Looking further back, it has been rumoured that my sons are not my own. That, instead, I wrenched them from the arms of their dying mother during the Lausanne Hospital outbreak, wherein I had been admitted to get a hysterectomy. That the twins’ resemblance to Einar is nothing but a lucky coincidence.
And perhaps the gravest of them all is the one proclaimed by someone I used to be friends with. Monika Kaminski. She maintains in her own accounts that Szabolcs Albert died not because of his crimes against her, but because he was the loudest, staunchest opponent of Einar Andersen’s strategies, which eventually led to a rift between the two erstwhile friends. And to Albert’s assassination.

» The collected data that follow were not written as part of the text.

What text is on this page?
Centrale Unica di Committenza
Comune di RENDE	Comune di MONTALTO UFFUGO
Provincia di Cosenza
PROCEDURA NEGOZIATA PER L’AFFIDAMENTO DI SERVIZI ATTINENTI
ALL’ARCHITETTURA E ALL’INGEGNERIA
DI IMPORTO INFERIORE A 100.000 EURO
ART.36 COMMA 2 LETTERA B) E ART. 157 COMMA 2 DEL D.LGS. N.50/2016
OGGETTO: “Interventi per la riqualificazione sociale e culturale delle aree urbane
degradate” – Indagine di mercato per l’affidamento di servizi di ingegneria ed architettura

Do not mistake my silence on all this slander for fear of the truth being exposed. I am not afraid of the truth. I am indifferent to it.
Few dare recognise the fallibility of human memory for the opportunity that it is. The opportunity, at long last, to impose order upon the chaos of life. To bridge that bleeding, festering gap between what was and what should have been.
To no longer mourn the tragic events that inevitably accompany the human condition, to no longer lament the countless disappointments along the way. But be consoled instead by their untenable fragility, for they are only ever present in the moments in which they are occurring and then never more.
To see our existence for what it is: a mere seed, larva, spark.
I, Renata Andersen, made of disintegrating flesh and breakable bones, I am but a brief ripple in a vast ocean. So was Einar Andersen, the enigmatic man, long turned to dust.
Our counterparts, brought to life in those pages, have the potential to be infinitely more than we ever were. They are reflections that began moving on their own accord, untethered by the watchers of the mirror.
I no longer remember Einar’s real face. When I close my eyes, all I see is the face I myself have endowed him with, a face made not of skin and meat but of pen strokes and imagination.
That is why I can no longer be sure whose voice it is that whispers to me from shadows at night, always from just beyond a corner. The voice that says to me,
“Write no more, my girl, and come to rest. Let us have what eternity we can together.”